Ten minutes in the future, the world runs on an economy of job shares and apps—like Reaper, a platform for legal assassination. When the apparently average Charlie Ellison wakes up one day to find out she is the target of a million-dollar Reapr campaign, she hires Vita, the lowest rated bodyguard on the Dfend app. Now, with all of Los Angeles hunting Charlie, she and Vita will have to figure out who wants her dead, and why, before the campaign’s 30 days—or their lives—are over.

 

Sapiens

A Brief History of Humankind

by Yuval Naoh Harari

Homo sapiens rules the world because it is the only animal that can believe in things that exist purely in its own imagination, such as gods, states, money and human rights. Starting from this provocative idea, Sapiens goes on to retell the history of our species from a completely fresh perspective. It explains that money is the most pluralistic system of mutual trust ever devised; that capitalism is the most successful religion ever invented; that the treatment of animals in modern agriculture is probably the worst crime in history; and that even though we are far more powerful than our ancient ancestors, we aren’t much happier.

 

Shantaram

by Gregory David Roberts

Shantaram is narrated by Lin, an escaped convict with a false passport who escapes maximum security prison in Australia and ends up in the streets of Bombay.

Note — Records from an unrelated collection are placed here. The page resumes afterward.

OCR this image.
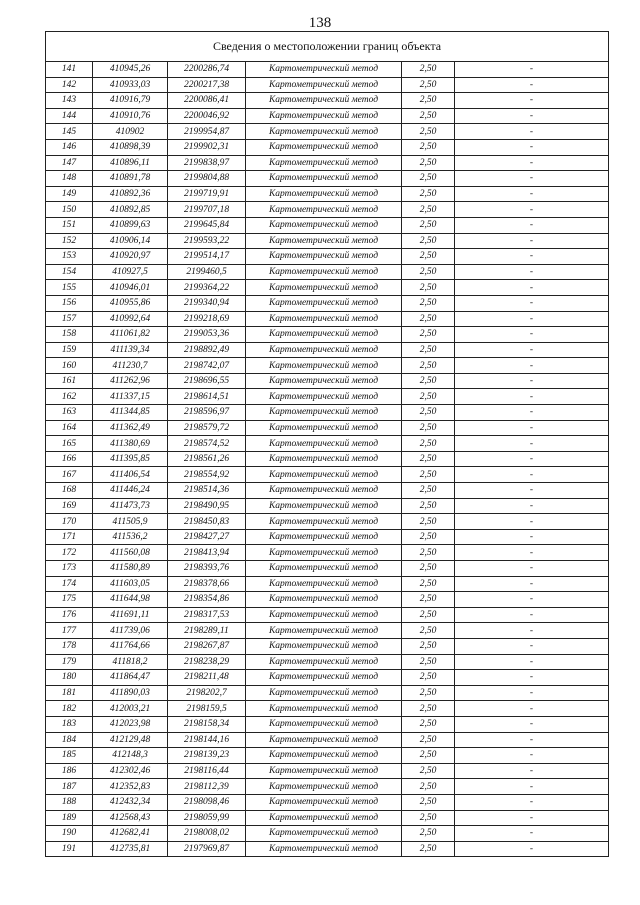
138
Сведения о местоположении границ объекта					
141	410945,26	2200286,74	Картометрический метод	2,50	-
142	410933,03	2200217,38	Картометрический метод	2,50	-
143	410916,79	2200086,41	Картометрический метод	2,50	-
144	410910,76	2200046,92	Картометрический метод	2,50	-
145	410902	2199954,87	Картометрический метод	2,50	-
146	410898,39	2199902,31	Картометрический метод	2,50	-
147	410896,11	2199838,97	Картометрический метод	2,50	-
148	410891,78	2199804,88	Картометрический метод	2,50	-
149	410892,36	2199719,91	Картометрический метод	2,50	-
150	410892,85	2199707,18	Картометрический метод	2,50	-
151	410899,63	2199645,84	Картометрический метод	2,50	-
152	410906,14	2199593,22	Картометрический метод	2,50	-
153	410920,97	2199514,17	Картометрический метод	2,50	-
154	410927,5	2199460,5	Картометрический метод	2,50	-
155	410946,01	2199364,22	Картометрический метод	2,50	-
156	410955,86	2199340,94	Картометрический метод	2,50	-
157	410992,64	2199218,69	Картометрический метод	2,50	-
158	411061,82	2199053,36	Картометрический метод	2,50	-
159	411139,34	2198892,49	Картометрический метод	2,50	-
160	411230,7	2198742,07	Картометрический метод	2,50	-
161	411262,96	2198696,55	Картометрический метод	2,50	-
162	411337,15	2198614,51	Картометрический метод	2,50	-
163	411344,85	2198596,97	Картометрический метод	2,50	-
164	411362,49	2198579,72	Картометрический метод	2,50	-
165	411380,69	2198574,52	Картометрический метод	2,50	-
166	411395,85	2198561,26	Картометрический метод	2,50	-
167	411406,54	2198554,92	Картометрический метод	2,50	-
168	411446,24	2198514,36	Картометрический метод	2,50	-
169	411473,73	2198490,95	Картометрический метод	2,50	-
170	411505,9	2198450,83	Картометрический метод	2,50	-
171	411536,2	2198427,27	Картометрический метод	2,50	-
172	411560,08	2198413,94	Картометрический метод	2,50	-
173	411580,89	2198393,76	Картометрический метод	2,50	-
174	411603,05	2198378,66	Картометрический метод	2,50	-
175	411644,98	2198354,86	Картометрический метод	2,50	-
176	411691,11	2198317,53	Картометрический метод	2,50	-
177	411739,06	2198289,11	Картометрический метод	2,50	-
178	411764,66	2198267,87	Картометрический метод	2,50	-
179	411818,2	2198238,29	Картометрический метод	2,50	-
180	411864,47	2198211,48	Картометрический метод	2,50	-
181	411890,03	2198202,7	Картометрический метод	2,50	-
182	412003,21	2198159,5	Картометрический метод	2,50	-
183	412023,98	2198158,34	Картометрический метод	2,50	-
184	412129,48	2198144,16	Картометрический метод	2,50	-
185	412148,3	2198139,23	Картометрический метод	2,50	-
186	412302,46	2198116,44	Картометрический метод	2,50	-
187	412352,83	2198112,39	Картометрический метод	2,50	-
188	412432,34	2198098,46	Картометрический метод	2,50	-
189	412568,43	2198059,99	Картометрический метод	2,50	-
190	412682,41	2198008,02	Картометрический метод	2,50	-
191	412735,81	2197969,87	Картометрический метод	2,50	-
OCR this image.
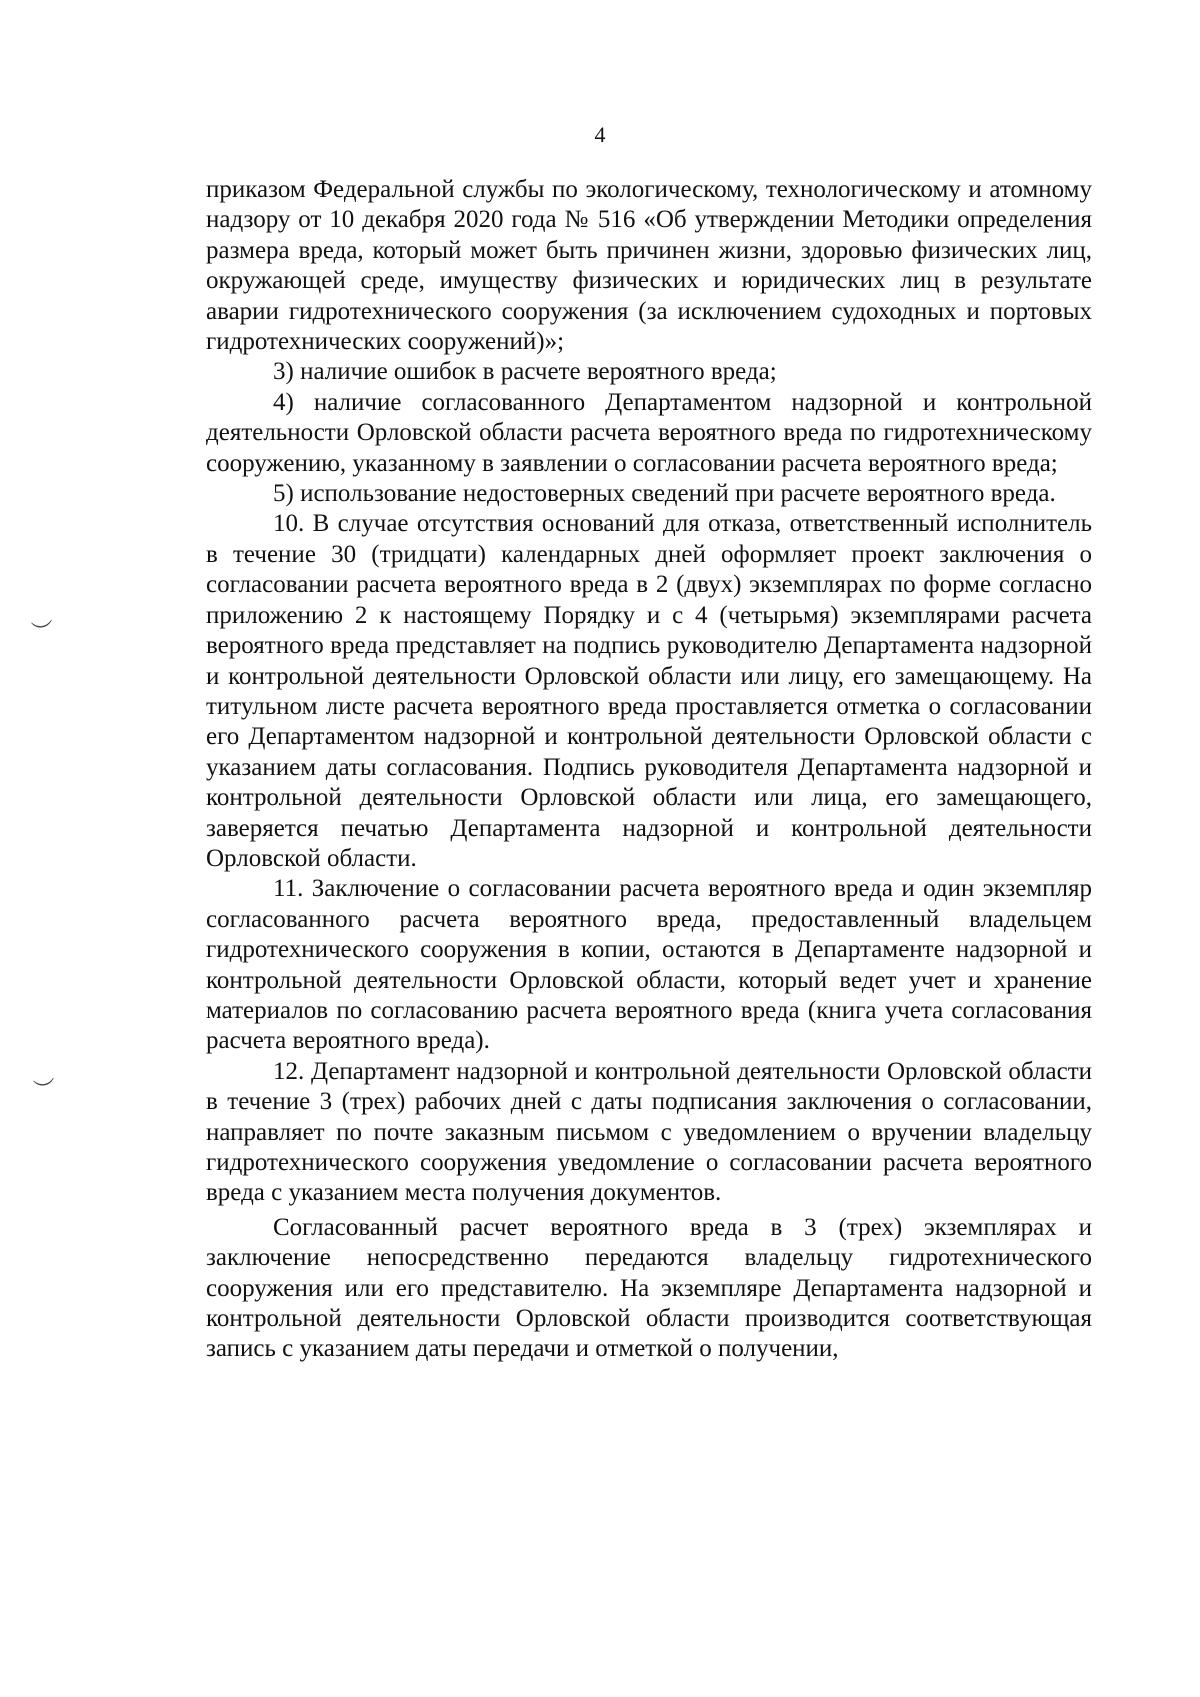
︶
︶
4

приказом Федеральной службы по экологическому, технологическому и атомному надзору от 10 декабря 2020 года № 516 «Об утверждении Методики определения размера вреда, который может быть причинен жизни, здоровью физических лиц, окружающей среде, имуществу физических и юридических лиц в результате аварии гидротехнического сооружения (за исключением судоходных и портовых гидротехнических сооружений)»;

3) наличие ошибок в расчете вероятного вреда;

4) наличие согласованного Департаментом надзорной и контрольной деятельности Орловской области расчета вероятного вреда по гидротехническому сооружению, указанному в заявлении о согласовании расчета вероятного вреда;

5) использование недостоверных сведений при расчете вероятного вреда.

10. В случае отсутствия оснований для отказа, ответственный исполнитель в течение 30 (тридцати) календарных дней оформляет проект заключения о согласовании расчета вероятного вреда в 2 (двух) экземплярах по форме согласно приложению 2 к настоящему Порядку и с 4 (четырьмя) экземплярами расчета вероятного вреда представляет на подпись руководителю Департамента надзорной и контрольной деятельности Орловской области или лицу, его замещающему. На титульном листе расчета вероятного вреда проставляется отметка о согласовании его Департаментом надзорной и контрольной деятельности Орловской области с указанием даты согласования. Подпись руководителя Департамента надзорной и контрольной деятельности Орловской области или лица, его замещающего, заверяется печатью Департамента надзорной и контрольной деятельности Орловской области.

11. Заключение о согласовании расчета вероятного вреда и один экземпляр согласованного расчета вероятного вреда, предоставленный владельцем гидротехнического сооружения в копии, остаются в Департаменте надзорной и контрольной деятельности Орловской области, который ведет учет и хранение материалов по согласованию расчета вероятного вреда (книга учета согласования расчета вероятного вреда).

12. Департамент надзорной и контрольной деятельности Орловской области в течение 3 (трех) рабочих дней с даты подписания заключения о согласовании, направляет по почте заказным письмом с уведомлением о вручении владельцу гидротехнического сооружения уведомление о согласовании расчета вероятного вреда с указанием места получения документов.

Согласованный расчет вероятного вреда в 3 (трех) экземплярах и заключение непосредственно передаются владельцу гидротехнического сооружения или его представителю. На экземпляре Департамента надзорной и контрольной деятельности Орловской области производится соответствующая запись с указанием даты передачи и отметкой о получении,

As a hunted man without a home, family, or identity, Lin searches for love and meaning while running a clinic in one of the city's poorest slums, and serving his apprenticeship in the dark arts of the Bombay mafia. The search leads him to war, prison torture, murder, and a series of enigmatic and bloody betrayals.

The novel has the world of human experience in its reach, and a passionate love for India at its heart. Based on the life of the author, it is by any measure the debut of an extraordinary voice in literature.